This formula is applied when all values of the population are analyzed.
$$σ = \sqrt{\frac{\sum_{i=1}^{N}(x_i-μ)^2}{N}}$$
The formula below is used when there is a very large size of population and only its sample is taken for analysis.
$$s = \sqrt{\frac{\sum_{i=1}^{n}(x_i-\bar{x})^2}{n-1}}$$
The following steps are involved in the calculation of standard deviation.
Step 1: Calculate the sample/population mean. It is the sum of all data points divided by the number of counts N or n i.e.
Sample mean:
$$\bar{x}=\frac{x₁+x₂+x₃+........+x_n}{n}$$
Population mean
$$\mu=\frac{x₁+x₂+x₃+........+x_N}{N}$$
Step 2: Calculate the deviations by subtracting sample/population mean from each data point, i.e.
Sample deviations:
$$(x₁-\bar{x}), (x₂-\bar{x}), (x₃-\bar{x})…………………… (x_n-\bar{x})$$
Population deviations:
$$(x₁-\ \mu), (x₂-\ \mu), (x₃-\ \mu)……………….. (x_N-\ \mu)$$
Step 3: Calculate the squared deviations for each data point.

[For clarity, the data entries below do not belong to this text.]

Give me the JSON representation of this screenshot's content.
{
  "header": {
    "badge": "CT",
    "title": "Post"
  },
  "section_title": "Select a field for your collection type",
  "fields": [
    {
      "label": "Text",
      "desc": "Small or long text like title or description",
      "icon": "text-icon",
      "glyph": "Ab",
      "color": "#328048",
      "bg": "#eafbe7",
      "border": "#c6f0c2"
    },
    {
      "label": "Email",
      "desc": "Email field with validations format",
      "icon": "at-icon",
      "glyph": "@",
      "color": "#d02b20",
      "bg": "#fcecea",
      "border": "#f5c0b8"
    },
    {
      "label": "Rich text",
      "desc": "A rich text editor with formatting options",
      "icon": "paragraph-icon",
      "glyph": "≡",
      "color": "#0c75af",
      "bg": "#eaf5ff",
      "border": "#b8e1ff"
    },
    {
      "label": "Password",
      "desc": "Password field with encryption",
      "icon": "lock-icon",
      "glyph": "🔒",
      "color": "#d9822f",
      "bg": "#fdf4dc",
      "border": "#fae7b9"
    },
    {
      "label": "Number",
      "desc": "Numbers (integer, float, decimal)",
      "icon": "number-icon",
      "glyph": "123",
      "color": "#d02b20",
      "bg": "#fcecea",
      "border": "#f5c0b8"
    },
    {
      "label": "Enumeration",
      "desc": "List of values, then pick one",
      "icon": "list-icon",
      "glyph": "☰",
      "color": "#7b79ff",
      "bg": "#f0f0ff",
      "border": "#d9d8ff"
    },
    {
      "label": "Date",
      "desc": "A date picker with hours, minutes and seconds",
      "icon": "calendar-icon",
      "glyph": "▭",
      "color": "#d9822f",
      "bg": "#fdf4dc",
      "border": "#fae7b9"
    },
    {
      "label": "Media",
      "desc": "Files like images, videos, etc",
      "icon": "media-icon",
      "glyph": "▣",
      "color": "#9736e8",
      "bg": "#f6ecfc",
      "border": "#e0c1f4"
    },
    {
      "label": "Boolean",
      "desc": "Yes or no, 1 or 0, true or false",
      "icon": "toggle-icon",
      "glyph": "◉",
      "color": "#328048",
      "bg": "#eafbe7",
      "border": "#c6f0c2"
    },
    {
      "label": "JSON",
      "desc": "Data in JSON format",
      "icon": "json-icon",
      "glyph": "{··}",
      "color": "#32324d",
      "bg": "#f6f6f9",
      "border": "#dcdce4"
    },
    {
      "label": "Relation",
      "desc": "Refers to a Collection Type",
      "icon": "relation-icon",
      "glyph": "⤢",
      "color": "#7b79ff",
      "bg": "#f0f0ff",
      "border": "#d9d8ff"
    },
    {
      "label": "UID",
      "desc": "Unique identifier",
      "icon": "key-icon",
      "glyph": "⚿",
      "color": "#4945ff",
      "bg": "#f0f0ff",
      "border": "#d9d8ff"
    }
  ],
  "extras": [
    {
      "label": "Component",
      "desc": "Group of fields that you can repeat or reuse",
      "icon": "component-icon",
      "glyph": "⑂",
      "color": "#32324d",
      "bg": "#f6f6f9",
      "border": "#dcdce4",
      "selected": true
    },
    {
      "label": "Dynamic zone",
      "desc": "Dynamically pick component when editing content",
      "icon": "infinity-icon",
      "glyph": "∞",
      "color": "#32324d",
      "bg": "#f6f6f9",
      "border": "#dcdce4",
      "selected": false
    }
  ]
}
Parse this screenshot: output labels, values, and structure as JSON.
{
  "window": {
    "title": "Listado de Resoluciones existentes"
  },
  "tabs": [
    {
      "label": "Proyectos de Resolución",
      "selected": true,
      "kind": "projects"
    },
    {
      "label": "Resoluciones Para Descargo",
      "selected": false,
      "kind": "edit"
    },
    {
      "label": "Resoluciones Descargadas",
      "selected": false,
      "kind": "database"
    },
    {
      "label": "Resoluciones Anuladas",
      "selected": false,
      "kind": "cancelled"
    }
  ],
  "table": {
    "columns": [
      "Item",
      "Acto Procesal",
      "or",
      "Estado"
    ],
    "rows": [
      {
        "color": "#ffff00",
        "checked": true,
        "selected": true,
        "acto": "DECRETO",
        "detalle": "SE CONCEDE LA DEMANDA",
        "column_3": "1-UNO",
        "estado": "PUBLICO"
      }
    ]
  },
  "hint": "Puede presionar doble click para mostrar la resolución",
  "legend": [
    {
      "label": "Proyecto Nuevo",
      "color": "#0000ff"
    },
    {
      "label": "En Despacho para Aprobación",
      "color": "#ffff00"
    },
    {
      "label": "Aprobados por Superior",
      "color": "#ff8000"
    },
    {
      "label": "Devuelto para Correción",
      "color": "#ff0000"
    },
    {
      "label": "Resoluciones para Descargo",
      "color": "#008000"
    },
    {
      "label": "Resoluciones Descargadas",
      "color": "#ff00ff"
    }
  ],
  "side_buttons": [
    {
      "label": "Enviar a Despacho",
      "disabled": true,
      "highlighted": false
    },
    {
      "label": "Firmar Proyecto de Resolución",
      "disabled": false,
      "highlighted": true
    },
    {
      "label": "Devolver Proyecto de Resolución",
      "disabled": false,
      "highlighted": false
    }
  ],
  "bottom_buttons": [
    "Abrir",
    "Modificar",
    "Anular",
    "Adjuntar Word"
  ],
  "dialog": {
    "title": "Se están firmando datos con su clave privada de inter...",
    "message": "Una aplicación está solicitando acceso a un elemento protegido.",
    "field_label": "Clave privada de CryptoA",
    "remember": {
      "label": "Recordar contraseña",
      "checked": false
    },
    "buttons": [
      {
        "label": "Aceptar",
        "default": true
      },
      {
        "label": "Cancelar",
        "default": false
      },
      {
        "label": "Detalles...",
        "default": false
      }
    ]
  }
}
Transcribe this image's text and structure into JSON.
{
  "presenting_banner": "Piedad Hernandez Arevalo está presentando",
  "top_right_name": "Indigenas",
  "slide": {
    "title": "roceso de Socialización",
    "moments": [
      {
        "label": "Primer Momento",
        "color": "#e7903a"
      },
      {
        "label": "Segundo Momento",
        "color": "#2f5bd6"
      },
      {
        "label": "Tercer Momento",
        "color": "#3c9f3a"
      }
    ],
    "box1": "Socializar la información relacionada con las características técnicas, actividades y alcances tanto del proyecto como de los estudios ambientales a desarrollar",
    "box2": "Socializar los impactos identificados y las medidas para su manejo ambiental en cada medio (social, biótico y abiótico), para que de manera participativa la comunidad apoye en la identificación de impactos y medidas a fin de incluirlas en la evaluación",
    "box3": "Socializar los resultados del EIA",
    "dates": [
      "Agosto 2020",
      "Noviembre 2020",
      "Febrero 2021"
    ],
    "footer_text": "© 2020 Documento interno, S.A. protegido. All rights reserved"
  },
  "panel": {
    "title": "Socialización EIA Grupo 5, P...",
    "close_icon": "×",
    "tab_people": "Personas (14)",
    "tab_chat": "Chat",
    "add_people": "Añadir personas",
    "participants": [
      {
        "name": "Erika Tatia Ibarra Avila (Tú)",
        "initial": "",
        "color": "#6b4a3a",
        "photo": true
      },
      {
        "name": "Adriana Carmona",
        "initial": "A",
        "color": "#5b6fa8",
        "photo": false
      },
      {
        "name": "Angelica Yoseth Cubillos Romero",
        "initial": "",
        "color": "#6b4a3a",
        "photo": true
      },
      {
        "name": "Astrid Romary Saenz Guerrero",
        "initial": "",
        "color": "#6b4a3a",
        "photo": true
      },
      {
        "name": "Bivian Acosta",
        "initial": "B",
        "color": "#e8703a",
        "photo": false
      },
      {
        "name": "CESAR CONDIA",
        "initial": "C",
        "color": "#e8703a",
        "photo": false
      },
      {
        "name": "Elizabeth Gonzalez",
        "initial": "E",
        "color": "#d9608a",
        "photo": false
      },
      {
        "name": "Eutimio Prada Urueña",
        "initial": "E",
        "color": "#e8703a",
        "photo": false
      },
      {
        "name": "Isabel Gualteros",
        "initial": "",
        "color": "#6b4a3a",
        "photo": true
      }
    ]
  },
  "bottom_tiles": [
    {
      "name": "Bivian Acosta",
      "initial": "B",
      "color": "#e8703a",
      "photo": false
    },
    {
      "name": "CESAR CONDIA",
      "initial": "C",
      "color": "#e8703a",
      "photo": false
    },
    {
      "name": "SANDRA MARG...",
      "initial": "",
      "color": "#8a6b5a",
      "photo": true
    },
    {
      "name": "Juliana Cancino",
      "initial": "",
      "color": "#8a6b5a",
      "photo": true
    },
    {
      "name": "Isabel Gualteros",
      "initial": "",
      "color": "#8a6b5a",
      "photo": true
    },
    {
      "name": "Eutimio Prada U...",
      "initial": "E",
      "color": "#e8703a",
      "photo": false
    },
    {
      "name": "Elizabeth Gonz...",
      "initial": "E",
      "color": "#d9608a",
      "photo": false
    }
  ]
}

Sample squared deviations:
$$(x₁-\bar{x})^2, (x₂-\bar{x})^2, (x₃-\bar{x})^2…………………… (x_n-\bar{x})^2$$
Population squared deviations:
$$(x₁-\ \mu)^2, (x₂-\ \mu)^2, (x₃-\ \mu)^2……………….. (x_N-\ \mu)^2$$
Step 4: Calculate the sum of the squared deviations by adding all individual squared deviations
Sample sum of squared deviations:
$$SS=(x₁-\bar{x})^2+ (x₂-\bar{x})^2+(x₃-\bar{x})^2……………………+(x_n-\bar{x})^2$$
Population sum of squared deviations:
$$SS=(x₁-\ \mu)^2+ (x₂-\ \mu)^2+(x₃-\ \mu)^2……………….+ (x_N-\ \mu)^2$$
Step 5: Divide the sum of the squared deviations by the number of degrees of freedom to get the variance. For a population, divide by N, and for a sample, divide by n-1.
Sample variance
$$ s^2 = \frac{\sum_{i=1}^{n}(xᵢ - \bar{x})^2}{n - 1} $$
Population variance
$$ \sigma^2 = \frac{\sum_{i=1}^{N}(xᵢ - \mu)^2}{N} $$
When calculating the variance for a sample, we could assume that we will use the expression for the calculations:
$$\frac{(x-\bar{x})^2}{n}$$
where
x̄ is the sample mean and n is the sample size. But such a formula is not used.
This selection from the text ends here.